Knowing when to stop. The tool loop allows up to 10 rounds, but the reader typically stops after finding sufficient evidence. The anti-repetition mechanism (which suppresses already-shown segments) helps, but the reader also exhibits independent stopping behavior: it synthesizes an answer once it has corroborating evidence from 1–2 sources rather than exhaustively searching all available topics.
6.7 Prefetch as a Cognitive Scaffold
Before any tool call, the reader’s system prompt contains a multi-layered scaffold assembled from the VC store. First, a tag vocabulary listing all stored topics with token costs, fact counts, and depth levels, giving the reader a navigational map of the entire conversation history.
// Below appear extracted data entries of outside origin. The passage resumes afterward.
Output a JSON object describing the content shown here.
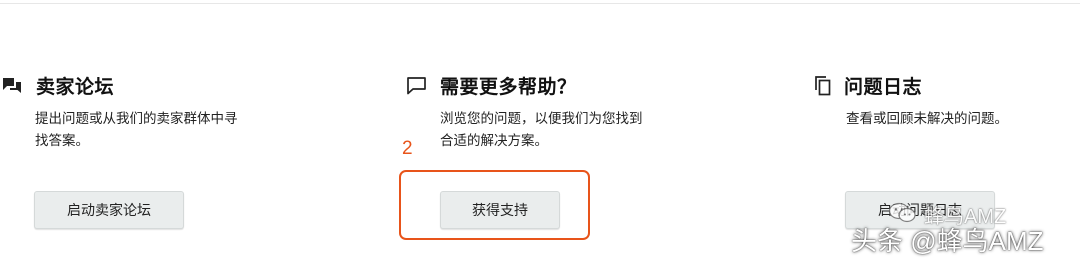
{
  "sections": [
    {
      "title": "卖家论坛",
      "icon": "chat-bubbles-icon",
      "description": "提出问题或从我们的卖家群体中寻\n找答案。",
      "button_label": "启动卖家论坛"
    },
    {
      "title": "需要更多帮助？",
      "icon": "chat-bubble-outline-icon",
      "description": "浏览您的问题，以便我们为您找到\n合适的解决方案。",
      "button_label": "获得支持"
    },
    {
      "title": "问题日志",
      "icon": "copy-document-icon",
      "description": "查看或回顾未解决的问题。",
      "button_label": "启动问题日志"
    }
  ],
  "annotation": {
    "number": "2",
    "color": "#e8541a"
  },
  "watermarks": {
    "middle": "蜂鸟AMZ",
    "bottom": "头条 @蜂鸟AMZ"
  }
}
Second, tag summaries for topics in the working set, loaded at depths determined by the paging manager (summary, segment-level, or full text). Third, embedding-matched facts relevant to the inbound question, surfaced by comparing the question against stored fact embeddings. Together, these layers mean the reader starts with compressed narrative context organized by topic, structured facts with dates and statuses, and a complete index of what else is available to drill into via tools.
This prefetch mechanism serves a role analogous to “priming” in cognitive psychology. The reader does not start from zero; it begins with a structured scaffold of what is known about the user, organized by topic, with key facts already surfaced.
Our three-tier analysis (Section 5.5) reveals that this scaffold is
sufficient to directly answer approximately 30% of questions without any
tool calls, not just from prefetched facts, but from the compressed
summaries that may already contain the answer in narrative form. In the
remaining 70%, the prefetched layers still serve a critical function:
facts orient the reader’s search strategy, while tag summaries provide
narrative context that facts alone cannot. A reader that already sees a
fact like
user | re-watching | Marvel movies (Iron Man, Thor, Captain America, Avengers)
knows to search for confirmation rather than discovery, a fundamentally
different and more efficient retrieval strategy.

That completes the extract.